Rohin Shah comments on Synthesizing amplification and debate

Rohin Shah 10 Feb 2020 12:12 UTC
LW: 4 AF: 3
AF
The basic debate RL setup is meant to be unchanged here—when I say “the RL reward derived from winner” I mean that in the zero-sum debate game sense.
But the answers are generated from pieces that involve humans, and those humans don’t behave as though they are in a zero-sum game?
I suppose you could imagine that the human is just some function, and the models are producing answers that get mapped through the function before they get their zero-sum reward… but then the equilibrium behavior could very well be different. For example, if you’re advising a human on how to play rock-paper-scissors, but they have a bias against paper and when you tell them to play paper they have a 33% chance of playing rock instead, you should now have a 50% chance of recommending paper, 33% chance of scissors, and 17% chance for rock. So I’m not sure that the reasons for optimism for debate transfer over into this setting where you have a human in the mix.

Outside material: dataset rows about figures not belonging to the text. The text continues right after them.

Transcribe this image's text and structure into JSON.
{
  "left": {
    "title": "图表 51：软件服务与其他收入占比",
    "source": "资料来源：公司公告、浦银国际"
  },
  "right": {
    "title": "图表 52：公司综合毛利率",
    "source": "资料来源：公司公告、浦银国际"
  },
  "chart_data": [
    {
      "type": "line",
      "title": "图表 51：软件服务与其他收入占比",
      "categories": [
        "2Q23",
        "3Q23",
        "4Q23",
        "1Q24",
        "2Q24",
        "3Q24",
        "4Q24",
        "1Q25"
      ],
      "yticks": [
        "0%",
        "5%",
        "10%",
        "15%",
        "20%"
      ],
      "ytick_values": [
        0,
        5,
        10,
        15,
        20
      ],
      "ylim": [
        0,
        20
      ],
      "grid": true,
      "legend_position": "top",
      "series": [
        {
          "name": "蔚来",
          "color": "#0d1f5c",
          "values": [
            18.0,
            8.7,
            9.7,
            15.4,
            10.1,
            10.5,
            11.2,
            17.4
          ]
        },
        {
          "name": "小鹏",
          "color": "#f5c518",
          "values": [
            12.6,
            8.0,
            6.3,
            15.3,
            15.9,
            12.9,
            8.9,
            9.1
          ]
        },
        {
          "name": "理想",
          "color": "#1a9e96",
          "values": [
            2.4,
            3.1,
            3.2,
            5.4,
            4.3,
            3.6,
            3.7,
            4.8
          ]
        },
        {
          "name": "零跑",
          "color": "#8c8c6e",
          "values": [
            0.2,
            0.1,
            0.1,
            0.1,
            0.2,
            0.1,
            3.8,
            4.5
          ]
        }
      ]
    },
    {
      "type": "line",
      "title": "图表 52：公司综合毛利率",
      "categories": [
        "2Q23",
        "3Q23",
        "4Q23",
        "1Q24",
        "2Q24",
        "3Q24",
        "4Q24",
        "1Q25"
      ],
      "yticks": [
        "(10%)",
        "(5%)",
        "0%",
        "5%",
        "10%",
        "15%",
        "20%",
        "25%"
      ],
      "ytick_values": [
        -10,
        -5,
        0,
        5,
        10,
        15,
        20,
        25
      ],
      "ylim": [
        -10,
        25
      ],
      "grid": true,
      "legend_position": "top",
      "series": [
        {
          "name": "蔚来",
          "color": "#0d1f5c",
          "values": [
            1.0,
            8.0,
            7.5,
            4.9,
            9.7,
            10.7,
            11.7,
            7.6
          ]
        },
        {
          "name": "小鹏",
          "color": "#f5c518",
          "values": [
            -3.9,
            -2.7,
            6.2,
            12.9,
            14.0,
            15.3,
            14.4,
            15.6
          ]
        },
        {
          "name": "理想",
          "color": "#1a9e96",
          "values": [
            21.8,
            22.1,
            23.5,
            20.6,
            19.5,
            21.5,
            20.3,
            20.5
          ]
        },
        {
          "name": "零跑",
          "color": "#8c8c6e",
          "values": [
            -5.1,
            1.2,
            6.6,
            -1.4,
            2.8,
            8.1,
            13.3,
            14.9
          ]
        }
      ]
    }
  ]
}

Maybe you could make an argument that for any $H$ who we trust enough to do amplification / debate in the first place, this isn’t a problem, since $Amp (H, M)$ is supposed to be more capable than $M$ . Alternatively you could say that at the very least $M$ is such that $Amp (H, M)$ gives true and useful arguments, though that might conflict with training $M$ to imitate $Amp (H, M)$ (as in the rock-paper-scissors example above).
- evhub 10 Feb 2020 20:00 UTC
  LW: 4 AF: 3
  AF Parent
  Yep; that’s basically how I’m thinking about this. Since I mostly want this process to limit to amplification rather than debate, I’m not that worried about the debate equilibrium not being exactly the same, though in most cases I expect in the limit that $Amp (H, M) \approx M$ such that you can in fact recover the debate equilibrium if you anneal towards debate.